2018-02-01
A student activist shows campaign leaflets for Demosisto Party candidate Nathan Law, who won a seat in Hong Kong’s Legislative Council election in 2016, but later became one of the first of many to be disqualified, Dec. 8, 2017.
Reuters
Hong Kong authorities have now barred three would-be candidates for a by-election to the city’s Legislative Council (LegCo) on March 11, saying they don’t qualify to take part because they support the idea of independence for the former British colony, which was handed back to China in 1997. Agnes Chow, a key member of the pro-democracy party Demosisto, which was formed by the leaders of the 2014 Occupy Central movement, district councillor James Chan and “localist” Ventus Lau, who said last month he no longer supports independence, have all had their applications for candidacy rejected by Electoral Affairs Commission officials for allegedly supporting the idea. The move has sparked outrage among the pan-democratic camp and some legal analysts and drawn concern from the European Union and rights groups. Ventus Lau spoke to RFA’s Cantonese Service about the explanation he received:
RFA: What did the Electoral Affairs Commission say in the e-mail informing you that your candidacy was rejected?
Ventus Lau: The first page said that my application for candidacy had been unsuccessful. The following three or pages set out the reasons for this. Then there were 10 or so appendices, mostly stuff downloaded from the internet, for example of some comments I made on Facebook in 2016.
RFA: Was there any mention of comments you made regarding Hong Kong independence in the reasons they gave you?
Ventus Lau: Basically, there were two major reasons. One was some pro-independence comments I made on Facebook, which they had found. [The head of the EAC] had taken into account my change of heart at the end of 2017, when I said I no longer supported independence for Hong Kong, but she said she didn’t believe that I no longer supported it. So that was the first point.
The second point was regarding my statement of candidacy that I made at the start of this year, in which I said that the whole reason for this by-election was the disqualification of Edward Leung and Sixtus Leung, and that the seats should rightfully remain with a localist candidate [supportive of Hong Kong’s local autonomy and unique cultural identity]. She said that these comments clearly demonstrated that I considered myself the successor to Sixtus Leung, who was stripped of his seat for supporting independence and because his oath was judged invalid, and that I would continue in the same vein.

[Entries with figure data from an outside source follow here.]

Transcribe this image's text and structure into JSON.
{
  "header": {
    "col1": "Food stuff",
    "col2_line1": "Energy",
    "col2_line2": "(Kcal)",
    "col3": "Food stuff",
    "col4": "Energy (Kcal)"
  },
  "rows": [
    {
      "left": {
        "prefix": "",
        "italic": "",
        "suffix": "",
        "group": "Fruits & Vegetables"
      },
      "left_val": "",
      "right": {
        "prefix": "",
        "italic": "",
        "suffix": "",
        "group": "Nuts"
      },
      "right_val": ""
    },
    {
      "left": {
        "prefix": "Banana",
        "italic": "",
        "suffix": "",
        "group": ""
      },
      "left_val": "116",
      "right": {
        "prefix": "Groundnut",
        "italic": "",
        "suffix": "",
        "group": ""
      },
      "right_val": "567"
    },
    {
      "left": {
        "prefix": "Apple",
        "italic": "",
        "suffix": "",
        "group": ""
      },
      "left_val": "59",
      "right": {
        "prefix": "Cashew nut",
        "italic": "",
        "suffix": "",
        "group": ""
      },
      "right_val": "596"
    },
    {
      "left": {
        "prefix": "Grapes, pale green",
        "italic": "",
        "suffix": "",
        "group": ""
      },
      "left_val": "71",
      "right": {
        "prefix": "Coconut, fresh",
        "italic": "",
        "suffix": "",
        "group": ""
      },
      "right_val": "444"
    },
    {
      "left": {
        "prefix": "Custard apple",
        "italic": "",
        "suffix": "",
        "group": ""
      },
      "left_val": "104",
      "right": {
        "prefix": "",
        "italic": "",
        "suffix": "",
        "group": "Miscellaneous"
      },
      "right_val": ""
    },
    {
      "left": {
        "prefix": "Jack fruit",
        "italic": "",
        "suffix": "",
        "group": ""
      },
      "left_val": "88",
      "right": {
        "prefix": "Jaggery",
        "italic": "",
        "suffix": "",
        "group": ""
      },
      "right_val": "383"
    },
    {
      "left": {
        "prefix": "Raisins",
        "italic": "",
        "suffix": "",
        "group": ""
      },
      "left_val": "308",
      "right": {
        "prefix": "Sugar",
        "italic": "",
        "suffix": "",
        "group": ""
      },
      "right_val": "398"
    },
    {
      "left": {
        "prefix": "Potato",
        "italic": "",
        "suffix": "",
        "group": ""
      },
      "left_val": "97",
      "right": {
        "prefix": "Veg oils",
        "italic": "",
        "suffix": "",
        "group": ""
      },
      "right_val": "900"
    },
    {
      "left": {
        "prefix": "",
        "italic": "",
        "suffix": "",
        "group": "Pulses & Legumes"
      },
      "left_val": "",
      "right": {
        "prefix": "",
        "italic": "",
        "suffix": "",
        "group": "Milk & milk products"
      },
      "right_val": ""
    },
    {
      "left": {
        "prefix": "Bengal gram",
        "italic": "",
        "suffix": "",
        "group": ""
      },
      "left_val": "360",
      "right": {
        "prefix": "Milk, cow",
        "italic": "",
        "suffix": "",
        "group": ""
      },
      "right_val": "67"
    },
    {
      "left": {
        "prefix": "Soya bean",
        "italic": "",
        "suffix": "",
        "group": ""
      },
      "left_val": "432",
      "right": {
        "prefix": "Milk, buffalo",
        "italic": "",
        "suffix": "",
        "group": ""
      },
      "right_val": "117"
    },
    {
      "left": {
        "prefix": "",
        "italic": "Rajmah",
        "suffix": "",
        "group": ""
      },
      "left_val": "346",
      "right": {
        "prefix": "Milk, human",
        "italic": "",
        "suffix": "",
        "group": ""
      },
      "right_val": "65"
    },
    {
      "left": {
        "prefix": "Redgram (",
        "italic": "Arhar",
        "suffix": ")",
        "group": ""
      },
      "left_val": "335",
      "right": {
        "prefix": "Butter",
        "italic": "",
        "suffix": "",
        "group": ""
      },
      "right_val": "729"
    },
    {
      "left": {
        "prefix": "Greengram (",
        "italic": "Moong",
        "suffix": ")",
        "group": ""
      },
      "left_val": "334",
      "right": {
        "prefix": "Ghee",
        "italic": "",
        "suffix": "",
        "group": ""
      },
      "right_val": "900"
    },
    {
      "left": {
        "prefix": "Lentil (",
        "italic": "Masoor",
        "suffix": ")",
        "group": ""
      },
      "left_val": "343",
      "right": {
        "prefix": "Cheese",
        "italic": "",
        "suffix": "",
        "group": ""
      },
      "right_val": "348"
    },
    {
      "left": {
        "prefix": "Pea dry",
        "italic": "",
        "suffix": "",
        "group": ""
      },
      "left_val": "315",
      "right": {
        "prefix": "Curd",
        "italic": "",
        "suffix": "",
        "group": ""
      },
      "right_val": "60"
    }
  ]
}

Her opinion that I considered myself the replacement for Edward Leung and Sixtus Leung was the second reason she gave for the rejection of my candidacy, because she concluded that I wasn’t sincere about upholding the Basic Law. In the last section, she went back to my previous comments, saying that my statement that I had renounced my support for Hong Kong independence was clearly insincere, and didn’t represent a genuine change of stance. So that was why my candidacy was rejected.
RFA: Was there any phone contact from the official?
Ventus Lau: I never received a single inquiry from the returning officer from the time I filed my application on Jan. 25 … regarding my political views, neither was I asked for any supplementary material in support of my application, nor given chance to clarify my wording; nothing like that at all … They gave me no chance to explain. They just disqualified me.
RFA: What will you do next?
Ventus Lau: I will be taking legal advice about whether or not to lodge an election petition [appealing the decision].